Numerical and experimental study of a multiphase flow inside a self-contained drum motor drive system

Abstract

The multiphase Taylor-Couette flow of air and oil enclosed within the annular space between two concentric cylinders has been studied experimentally and numerically. The outer cylinder rotates at a constant speed and exchanges heat by convection and radiation with ambient air. The inner cylinder is stationary and subjected to a constant uniform heat flux. Such flow can be found in a self-contained drum motor drive system (SCDMDS). The heat flux imposed on the inner cylinder mimics the amount of heat generated due to several thermal losses within the SCDMDS. A layer of lagging material is sometimes added to the outer cylinder to enhance belt traction.The effect of the inner-to-outer cylinder radius ratio (RR), Reynolds number (Re), oil volume (OV), outer cylinder surface emissivity (ε), and lagging material thickness (δ) on the flow and heat transfer between the two cylinders and the ambient has been investigated considering a quasi-steady state analysis. The current investigation considered the following ranges found in a typical SCDMDS: RR = 0.35–0.85, Re = 200–3000, OV = 50–100 %, ε = 0–0.95, and δ = 0–100 mm.

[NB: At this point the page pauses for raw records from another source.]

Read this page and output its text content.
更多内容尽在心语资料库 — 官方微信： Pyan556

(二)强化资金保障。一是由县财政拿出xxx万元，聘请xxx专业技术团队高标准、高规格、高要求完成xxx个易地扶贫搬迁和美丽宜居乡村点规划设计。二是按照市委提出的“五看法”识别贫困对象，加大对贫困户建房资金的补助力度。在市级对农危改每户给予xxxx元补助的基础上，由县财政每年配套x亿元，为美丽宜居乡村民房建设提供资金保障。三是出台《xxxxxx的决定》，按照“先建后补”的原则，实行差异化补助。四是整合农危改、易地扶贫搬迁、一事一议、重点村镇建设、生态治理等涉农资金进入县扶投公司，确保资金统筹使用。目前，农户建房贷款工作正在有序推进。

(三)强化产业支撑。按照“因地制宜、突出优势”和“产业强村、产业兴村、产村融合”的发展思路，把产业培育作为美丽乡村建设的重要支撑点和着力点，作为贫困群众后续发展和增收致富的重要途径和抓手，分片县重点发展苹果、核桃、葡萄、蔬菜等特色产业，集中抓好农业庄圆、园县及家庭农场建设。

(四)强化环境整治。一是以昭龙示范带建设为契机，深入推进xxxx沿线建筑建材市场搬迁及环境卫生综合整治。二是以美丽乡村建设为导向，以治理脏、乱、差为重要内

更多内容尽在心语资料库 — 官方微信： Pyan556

The numerical part of the present study has been carried out using ANSYS-CFX software package. The numerical results have been validated using experimental data. Resultsindicated that increasing RR, Re and ε enhanced the heat transfer within the SCDMDS. The rate of heat transfer within the annular space reached its highest value at OV = 65 % above which the rate of heat transfer is deteriorated. Because the lagging material is acting as an insulation over the outer cylinder, a critical thickness of δ = 35 mm resulted in the minimum overall resistance above which the rate of heat transfer is deteriorated.The parametric study revealed that the best overall thermal performance was attained at RR = 0.85, Reynolds number = 3000, OV = 65 %, ε = 0.95 and δ = 35 mm. In this case, the heat transfer coefficient between the inner cylinder and the oil reached its highest value of 410 W/m2 °C, giving the lowest possible inner cylinder temperature. A correlation of Nusselt number in terms of the geometrical and operating parameters of a SCDMDS considered in the current study has been developed and validated. The developed correlation gave a maximum deviation of ±8 %.